Technical Posts for 2H July
  • Apple unveils 'World's First Thunderbolt Display'

    The 27-inch Thunderbolt Display has an LED-backlit, 2560-by-1440 pixel. A single two-ended cable attaches to a Thunderbolt-equipped MacBook Pro or Air, one lead going to the notebook's MagSafe power port, and the other to its Thunderbolt port. The display has three powered USB 2.0 ports, plus one FireWire 800 and one Gigabit Ethernet port, all connected to its Thunderbolt host. The display also has its own Thunderbolt port so you can daisy-chain up to five more Thunderbolt devices.

  • Sandy Bridge's GPU makes room for Thunderbolt in new MacBook Air

    Apple's latest MacBook Air has already made its way to iFixit's labs, and it's currently in 12 pieces. Though its insides and outsides are barely different from the last-generation Air released last October, a couple internal changes were necessary to add support for the backlit keyboard, Bluetooth 4.0, and Thunderbolt.

  • Apple posts record quarter on sales of 20 million iPhones, 9 million iPads

    A large chunk of that revenue is due to massive increases in iPhone and iPad sales. Apple sold 20.34 million iPhones, a 142 percent increase over last year's third quarter, and up sequentially from last quarter's 18.65 million units. The iPhone accounted for $13.3 billion of quarterly revenue, or 46.6 percent.

  • T-Mobile's new data plans: limited 3G/4G, unlimited 2G

    T-Mobile will begin offering unlimited data plans starting July 24, the company announced today. T-Mobile says that "high-speed" (read: 3G and HPSA+) data will be capped at 2GB, 5GB, or 10GB a month depending on the plan, so only data as slow as 2G will flow freely.

  • Acer to deliver ARM notebook within nine days

    The battle of the 'books will really kick off next year, when, it has been forecast, some 7.6m ARM-based machines will ship, rising to a whopping 74m - 22.9 per cent of the laptop market - by 2015.
  • Shale gas frees Europe from addiction to Putin's Pipe

    The Baker Institute estimates that with shale as little as 13 per cent of Europe's gas imports will come from Russia by 2040, compared to 27 per cent today. The European Union gets 80 per cent of its gas imports from Russia via the Ukraine. Russian's state energy company, Gazprom, has used its gas exports as a political weapon: most recently turning off the tap to the Ukraine, which affected some European countries as collateral damage.
  • Shale Gas and U.S. National Security

    This study assesses the impact of U.S domestic shale gas development on energy security and U.S. national security. Prepared in conjunction with an energy study sponsored by the Baker Institute and supported by the U.S. Department of Energy. (Publication date: July 19, 2011 )
Network Management Connection

Newer trends in higher-end user workstations continue to show promise, where new network management centers will be able to provide their workforce portability for better 24x7 escalation performance, without the need for traditional docking stations, using Thunderbolt technology, which integrates data and video. This author remembers combined data/video being used was with SPARC Printers, where basically a video port was used to print to a printer.

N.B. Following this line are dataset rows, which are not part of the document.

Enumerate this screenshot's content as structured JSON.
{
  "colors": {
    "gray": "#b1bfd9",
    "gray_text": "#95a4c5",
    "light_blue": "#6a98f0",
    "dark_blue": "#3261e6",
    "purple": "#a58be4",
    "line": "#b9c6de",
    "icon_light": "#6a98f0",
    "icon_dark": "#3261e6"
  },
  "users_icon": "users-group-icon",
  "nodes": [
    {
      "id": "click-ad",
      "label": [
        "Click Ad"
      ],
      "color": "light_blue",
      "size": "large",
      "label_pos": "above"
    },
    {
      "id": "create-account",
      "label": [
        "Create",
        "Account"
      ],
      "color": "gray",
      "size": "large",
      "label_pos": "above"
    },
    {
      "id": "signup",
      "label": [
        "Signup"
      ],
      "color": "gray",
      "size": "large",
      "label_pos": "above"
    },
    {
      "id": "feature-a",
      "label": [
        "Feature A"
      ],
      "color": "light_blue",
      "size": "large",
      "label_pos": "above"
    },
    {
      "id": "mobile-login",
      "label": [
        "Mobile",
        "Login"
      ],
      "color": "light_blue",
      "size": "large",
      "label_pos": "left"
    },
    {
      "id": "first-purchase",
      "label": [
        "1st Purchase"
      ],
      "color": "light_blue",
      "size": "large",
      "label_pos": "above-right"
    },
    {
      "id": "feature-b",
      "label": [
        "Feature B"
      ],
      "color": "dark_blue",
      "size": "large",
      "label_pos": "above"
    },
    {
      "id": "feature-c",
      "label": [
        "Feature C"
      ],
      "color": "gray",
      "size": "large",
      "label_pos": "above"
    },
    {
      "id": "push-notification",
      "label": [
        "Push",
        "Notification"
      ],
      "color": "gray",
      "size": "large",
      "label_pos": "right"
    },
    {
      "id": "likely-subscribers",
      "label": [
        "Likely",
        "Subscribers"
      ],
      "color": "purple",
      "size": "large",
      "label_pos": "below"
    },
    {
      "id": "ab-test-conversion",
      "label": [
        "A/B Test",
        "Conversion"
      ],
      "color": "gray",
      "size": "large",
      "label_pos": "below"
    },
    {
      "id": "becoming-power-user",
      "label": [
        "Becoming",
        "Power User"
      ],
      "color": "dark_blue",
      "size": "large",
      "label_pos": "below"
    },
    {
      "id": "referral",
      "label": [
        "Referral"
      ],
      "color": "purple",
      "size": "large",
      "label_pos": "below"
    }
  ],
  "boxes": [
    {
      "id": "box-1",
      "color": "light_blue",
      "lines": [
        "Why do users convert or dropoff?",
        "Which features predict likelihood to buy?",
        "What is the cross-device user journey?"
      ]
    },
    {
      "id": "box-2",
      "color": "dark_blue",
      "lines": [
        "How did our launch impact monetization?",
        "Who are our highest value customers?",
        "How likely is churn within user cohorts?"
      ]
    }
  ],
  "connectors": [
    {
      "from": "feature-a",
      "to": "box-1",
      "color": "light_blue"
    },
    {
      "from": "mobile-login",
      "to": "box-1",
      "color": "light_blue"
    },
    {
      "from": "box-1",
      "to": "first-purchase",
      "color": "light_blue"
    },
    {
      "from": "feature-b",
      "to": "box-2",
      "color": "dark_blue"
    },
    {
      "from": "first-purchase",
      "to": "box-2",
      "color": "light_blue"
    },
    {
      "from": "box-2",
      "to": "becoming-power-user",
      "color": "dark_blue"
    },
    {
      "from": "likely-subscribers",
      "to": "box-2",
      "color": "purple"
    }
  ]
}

The global use of energy efficient laptops and the creation of global energy are two topics which go hand-in-hand. New highly efficient form factors are being produced and consumed. Ultra-light laptops, smart phones, and tablets are becoming the most common form factors. The reduction in energy consumption as well as the combining of battery technology into common computing allows computing to work without "reliable power" at the same time where new energy sources are being tapped world-wide to provide stable priced reliable "base power" to highly available networking infrastructure, to allow modern society to function.

Information consumers require greater access to highly available networks in formerly unreliable places is a cornerstone to modern society. Reliable electrical power for servers & network infrastructure is as key to modern Western information based society as water and sanitation was in the former Western industrial society.